O romance é situado no interior dos Campos Gerais, à margem ou nas proximidades da ferrovia. A natureza exuberante, os costumes, o linguajar do povo, tudo me leva a Calmon, ao Pito Aceso, à Lança e outros povoados semelhantes onde convivo com o povo e ouço seu linguajar característico. Nos mínimos detalhes o Autor restaura ou reconstrói a realidade, como ele próprio diz.

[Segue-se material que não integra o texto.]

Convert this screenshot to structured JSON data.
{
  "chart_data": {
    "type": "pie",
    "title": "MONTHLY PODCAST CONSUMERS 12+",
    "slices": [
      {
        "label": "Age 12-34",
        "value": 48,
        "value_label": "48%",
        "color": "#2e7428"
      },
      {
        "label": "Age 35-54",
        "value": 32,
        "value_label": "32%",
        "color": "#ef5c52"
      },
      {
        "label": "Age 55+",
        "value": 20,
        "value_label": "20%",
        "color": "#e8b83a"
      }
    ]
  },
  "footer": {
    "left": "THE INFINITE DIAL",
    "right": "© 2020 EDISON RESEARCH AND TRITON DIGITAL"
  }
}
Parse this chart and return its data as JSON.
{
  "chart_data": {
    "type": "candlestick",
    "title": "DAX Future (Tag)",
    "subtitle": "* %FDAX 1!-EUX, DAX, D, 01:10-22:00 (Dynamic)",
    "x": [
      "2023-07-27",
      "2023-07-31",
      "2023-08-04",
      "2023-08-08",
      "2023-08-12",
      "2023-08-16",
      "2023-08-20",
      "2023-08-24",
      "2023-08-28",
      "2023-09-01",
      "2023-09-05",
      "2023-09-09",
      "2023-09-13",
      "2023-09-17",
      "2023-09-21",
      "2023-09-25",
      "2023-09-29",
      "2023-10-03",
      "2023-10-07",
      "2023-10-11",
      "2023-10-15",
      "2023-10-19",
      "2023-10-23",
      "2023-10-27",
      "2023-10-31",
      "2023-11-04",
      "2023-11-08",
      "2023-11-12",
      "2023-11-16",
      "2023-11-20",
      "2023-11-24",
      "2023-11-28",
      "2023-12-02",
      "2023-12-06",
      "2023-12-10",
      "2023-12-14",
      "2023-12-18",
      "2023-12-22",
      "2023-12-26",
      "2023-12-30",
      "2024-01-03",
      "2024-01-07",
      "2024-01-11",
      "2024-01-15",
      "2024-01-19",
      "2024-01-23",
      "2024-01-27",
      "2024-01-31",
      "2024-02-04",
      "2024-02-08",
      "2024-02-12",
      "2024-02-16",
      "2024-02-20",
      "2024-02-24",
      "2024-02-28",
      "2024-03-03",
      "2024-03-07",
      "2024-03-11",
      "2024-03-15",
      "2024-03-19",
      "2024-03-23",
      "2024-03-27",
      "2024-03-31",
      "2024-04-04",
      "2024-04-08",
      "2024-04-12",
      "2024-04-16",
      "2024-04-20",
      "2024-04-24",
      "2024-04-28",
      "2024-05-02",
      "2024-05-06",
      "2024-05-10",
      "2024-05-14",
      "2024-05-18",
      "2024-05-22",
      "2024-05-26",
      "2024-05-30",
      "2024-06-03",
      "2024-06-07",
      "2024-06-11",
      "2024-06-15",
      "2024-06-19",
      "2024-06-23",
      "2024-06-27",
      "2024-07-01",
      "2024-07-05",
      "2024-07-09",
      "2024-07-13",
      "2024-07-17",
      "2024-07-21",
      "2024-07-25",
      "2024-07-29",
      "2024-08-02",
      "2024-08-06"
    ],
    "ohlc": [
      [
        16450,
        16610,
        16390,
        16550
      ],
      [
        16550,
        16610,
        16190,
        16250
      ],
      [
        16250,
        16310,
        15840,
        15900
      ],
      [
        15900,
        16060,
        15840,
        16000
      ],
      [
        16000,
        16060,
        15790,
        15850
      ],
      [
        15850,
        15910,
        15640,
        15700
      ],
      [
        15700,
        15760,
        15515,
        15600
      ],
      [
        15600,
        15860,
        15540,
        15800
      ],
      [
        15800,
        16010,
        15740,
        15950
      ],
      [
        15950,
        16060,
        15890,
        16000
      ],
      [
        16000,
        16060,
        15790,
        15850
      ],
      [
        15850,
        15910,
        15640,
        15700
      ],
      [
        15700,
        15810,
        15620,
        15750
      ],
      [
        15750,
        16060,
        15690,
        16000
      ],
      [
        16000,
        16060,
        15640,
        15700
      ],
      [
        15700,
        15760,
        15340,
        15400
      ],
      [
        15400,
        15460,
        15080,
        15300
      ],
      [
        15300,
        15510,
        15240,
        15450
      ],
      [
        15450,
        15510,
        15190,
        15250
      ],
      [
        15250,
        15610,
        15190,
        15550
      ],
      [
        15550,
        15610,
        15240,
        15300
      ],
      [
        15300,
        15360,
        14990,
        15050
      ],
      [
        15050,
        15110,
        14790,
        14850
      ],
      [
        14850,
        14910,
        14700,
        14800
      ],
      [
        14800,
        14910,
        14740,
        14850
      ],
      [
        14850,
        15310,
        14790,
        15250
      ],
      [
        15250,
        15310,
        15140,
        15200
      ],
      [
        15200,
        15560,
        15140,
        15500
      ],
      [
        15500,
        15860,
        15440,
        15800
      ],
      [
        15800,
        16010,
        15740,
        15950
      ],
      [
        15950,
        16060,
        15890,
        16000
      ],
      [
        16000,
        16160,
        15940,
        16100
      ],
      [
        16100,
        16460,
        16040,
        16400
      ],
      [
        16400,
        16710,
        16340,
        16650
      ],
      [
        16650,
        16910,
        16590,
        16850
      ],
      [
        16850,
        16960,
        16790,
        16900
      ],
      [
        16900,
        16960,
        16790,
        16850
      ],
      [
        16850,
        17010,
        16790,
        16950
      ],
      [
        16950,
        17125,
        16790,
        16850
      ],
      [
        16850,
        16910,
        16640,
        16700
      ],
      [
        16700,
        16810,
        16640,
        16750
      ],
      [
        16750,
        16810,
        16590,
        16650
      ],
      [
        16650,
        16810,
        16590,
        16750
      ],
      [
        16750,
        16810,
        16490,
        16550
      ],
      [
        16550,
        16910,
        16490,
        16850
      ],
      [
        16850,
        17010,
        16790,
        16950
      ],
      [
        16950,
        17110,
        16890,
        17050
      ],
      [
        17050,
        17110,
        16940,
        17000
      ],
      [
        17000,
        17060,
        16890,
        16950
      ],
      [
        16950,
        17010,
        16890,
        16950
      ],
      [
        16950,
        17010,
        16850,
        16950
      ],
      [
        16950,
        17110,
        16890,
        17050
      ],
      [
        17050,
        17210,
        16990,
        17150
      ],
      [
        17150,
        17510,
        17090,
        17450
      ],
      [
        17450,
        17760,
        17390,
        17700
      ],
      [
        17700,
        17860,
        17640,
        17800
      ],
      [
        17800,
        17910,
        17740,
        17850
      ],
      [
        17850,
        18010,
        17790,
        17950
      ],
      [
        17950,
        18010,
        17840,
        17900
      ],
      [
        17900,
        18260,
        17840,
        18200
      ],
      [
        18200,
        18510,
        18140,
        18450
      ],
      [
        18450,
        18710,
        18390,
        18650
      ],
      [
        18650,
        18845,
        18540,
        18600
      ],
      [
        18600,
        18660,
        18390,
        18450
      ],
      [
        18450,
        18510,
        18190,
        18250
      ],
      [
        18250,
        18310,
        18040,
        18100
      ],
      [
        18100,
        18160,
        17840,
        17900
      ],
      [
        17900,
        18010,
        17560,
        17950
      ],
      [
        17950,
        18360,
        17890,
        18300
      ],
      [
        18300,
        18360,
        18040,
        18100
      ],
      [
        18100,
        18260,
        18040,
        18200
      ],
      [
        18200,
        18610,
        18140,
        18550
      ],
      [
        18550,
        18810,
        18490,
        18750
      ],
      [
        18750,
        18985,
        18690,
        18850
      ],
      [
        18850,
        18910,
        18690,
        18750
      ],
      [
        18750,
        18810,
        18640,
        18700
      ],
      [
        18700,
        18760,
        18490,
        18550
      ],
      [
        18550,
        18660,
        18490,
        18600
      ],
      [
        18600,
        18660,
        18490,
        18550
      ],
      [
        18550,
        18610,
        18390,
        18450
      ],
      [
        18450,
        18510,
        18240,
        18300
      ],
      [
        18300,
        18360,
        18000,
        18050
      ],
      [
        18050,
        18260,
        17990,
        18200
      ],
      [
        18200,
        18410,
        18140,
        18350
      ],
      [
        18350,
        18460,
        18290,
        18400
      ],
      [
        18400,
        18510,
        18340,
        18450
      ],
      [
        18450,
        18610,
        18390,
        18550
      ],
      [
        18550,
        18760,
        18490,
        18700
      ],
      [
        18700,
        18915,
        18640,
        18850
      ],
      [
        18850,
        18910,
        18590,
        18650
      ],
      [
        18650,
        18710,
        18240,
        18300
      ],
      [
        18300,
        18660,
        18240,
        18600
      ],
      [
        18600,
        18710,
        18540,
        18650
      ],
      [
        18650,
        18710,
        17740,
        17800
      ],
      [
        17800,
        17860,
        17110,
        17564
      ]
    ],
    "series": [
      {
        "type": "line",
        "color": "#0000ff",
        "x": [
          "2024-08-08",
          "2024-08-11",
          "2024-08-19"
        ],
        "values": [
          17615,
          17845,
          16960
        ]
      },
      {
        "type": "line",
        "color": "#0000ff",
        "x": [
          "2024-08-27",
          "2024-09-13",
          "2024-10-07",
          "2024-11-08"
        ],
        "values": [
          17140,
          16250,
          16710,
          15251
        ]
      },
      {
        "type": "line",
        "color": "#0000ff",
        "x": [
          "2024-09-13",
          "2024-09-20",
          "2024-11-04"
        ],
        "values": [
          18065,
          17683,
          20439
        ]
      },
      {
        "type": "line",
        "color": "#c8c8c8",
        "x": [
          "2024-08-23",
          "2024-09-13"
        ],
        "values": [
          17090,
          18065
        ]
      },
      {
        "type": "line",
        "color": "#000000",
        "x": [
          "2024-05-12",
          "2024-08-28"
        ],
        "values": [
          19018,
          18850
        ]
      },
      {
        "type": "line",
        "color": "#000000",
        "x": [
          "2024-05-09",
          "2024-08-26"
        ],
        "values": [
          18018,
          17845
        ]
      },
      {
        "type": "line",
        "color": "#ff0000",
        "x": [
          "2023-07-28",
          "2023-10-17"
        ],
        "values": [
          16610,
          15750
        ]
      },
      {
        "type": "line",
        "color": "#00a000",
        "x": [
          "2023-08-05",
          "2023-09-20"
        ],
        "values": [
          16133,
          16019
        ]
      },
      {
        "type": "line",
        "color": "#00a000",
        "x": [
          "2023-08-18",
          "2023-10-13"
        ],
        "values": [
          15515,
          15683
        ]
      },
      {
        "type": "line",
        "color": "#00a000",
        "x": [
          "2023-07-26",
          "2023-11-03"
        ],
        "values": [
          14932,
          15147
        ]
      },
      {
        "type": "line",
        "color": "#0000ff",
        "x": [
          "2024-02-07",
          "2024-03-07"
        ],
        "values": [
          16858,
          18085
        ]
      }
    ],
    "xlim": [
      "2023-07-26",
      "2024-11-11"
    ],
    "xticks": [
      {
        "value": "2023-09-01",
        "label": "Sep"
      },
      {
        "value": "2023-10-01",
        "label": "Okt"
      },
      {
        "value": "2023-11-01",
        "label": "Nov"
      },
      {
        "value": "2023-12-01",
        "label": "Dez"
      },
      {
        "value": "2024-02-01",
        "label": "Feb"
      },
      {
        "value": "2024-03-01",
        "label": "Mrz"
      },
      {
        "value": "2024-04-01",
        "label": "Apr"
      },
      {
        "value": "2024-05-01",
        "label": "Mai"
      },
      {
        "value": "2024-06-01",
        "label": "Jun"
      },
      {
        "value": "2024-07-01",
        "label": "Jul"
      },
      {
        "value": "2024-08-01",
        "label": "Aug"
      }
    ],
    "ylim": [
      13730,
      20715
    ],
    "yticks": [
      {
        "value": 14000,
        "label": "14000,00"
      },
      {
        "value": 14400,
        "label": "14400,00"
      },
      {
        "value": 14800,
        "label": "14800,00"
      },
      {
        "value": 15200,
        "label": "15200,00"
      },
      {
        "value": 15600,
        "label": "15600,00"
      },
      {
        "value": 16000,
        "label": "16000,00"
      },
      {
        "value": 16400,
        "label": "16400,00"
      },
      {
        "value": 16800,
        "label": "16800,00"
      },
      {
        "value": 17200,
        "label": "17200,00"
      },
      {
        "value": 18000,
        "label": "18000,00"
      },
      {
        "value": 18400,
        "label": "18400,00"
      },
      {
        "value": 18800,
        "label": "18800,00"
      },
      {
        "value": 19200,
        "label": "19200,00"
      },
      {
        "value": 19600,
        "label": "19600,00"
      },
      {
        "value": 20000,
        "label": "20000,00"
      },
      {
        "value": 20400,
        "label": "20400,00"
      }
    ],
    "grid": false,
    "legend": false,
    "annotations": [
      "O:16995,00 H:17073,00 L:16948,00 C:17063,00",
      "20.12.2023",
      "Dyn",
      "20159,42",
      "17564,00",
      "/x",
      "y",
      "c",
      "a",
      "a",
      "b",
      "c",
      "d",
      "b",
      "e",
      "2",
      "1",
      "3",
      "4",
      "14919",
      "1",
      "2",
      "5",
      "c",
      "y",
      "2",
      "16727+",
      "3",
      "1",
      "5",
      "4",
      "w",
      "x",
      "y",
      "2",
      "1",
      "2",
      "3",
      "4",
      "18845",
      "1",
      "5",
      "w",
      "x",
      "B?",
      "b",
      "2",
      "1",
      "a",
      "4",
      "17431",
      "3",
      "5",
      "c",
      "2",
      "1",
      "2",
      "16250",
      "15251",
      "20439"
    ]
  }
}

Tudo tem início com o José, caboclo xucro, pai de família numerosa e casado com a Mariquinha. Não tem sobrenome e parece tomado de um desespero íntimo que não revela. Tudo indica que não encontra saída. Compra o revólver do bodegueiro e pratica uma mortandade nunca vista naquelas bandas, ainda por cima dentro da igreja. O crime abala a vida e dele só sobrevive um dos filhos, Icobé, que vai carregar nas costas por longos anos o peso da tragédia e do preconceito. Mas o menino é lutador, embora com o ânimo arrasado e na dependência dos outros. Encontra no farmacêutico e no marceneiro os primeiros arrimos e inicia os estudos em um colégio e depois no seminário.
A leitura sugere um romance memorialista ou autobiográfico, embora seja arriscado afirmar. É certo, porém, que o Autor teve intensa experiência de vida na região. Há referências ao Contestado e à Guerra Santa que estremeceu os sertões catarinenses, aos pinhões sapecados na brasa e às espigas de milho verde, à derrubada inclemente e desordenada dos pinheiros, ao cigarro de palha e fumo amarelinho preparado no capricho e ao chimarrão. Também há referências a Leodato, a Perdizinhas e aos ataques dos soldados contra os caboclos. Tudo envolto em perfeito linguajar regional. Enquanto Icobé luta pela vida, estuda e aprende, é dedicado e progride nas leituras e nos estudos. Descobre o “Winnetou”, de Karl May, autor muito lido no país naquele período histórico.
A narrativa prossegue. Vencida a orfandade marcada, triste e pesada, sobrevém uma mocidade promissora, o ensino superior e a vida urbana, o ensino superior, o mestrado e o magistério. E então um olhar ao passado e a Suçurê, remédio que deixa manso e, creio eu, cicatriza as dores antigas. Icobé viveu por oitenta anos, lutou e venceu os desafios que enfrentou no caminho. E por aqui vou encerrando com o convite ao leitor para que percorra estas páginas e viva uma grande experiência, inclusive conhecendo melhor a vida de nossa Serra-Acima.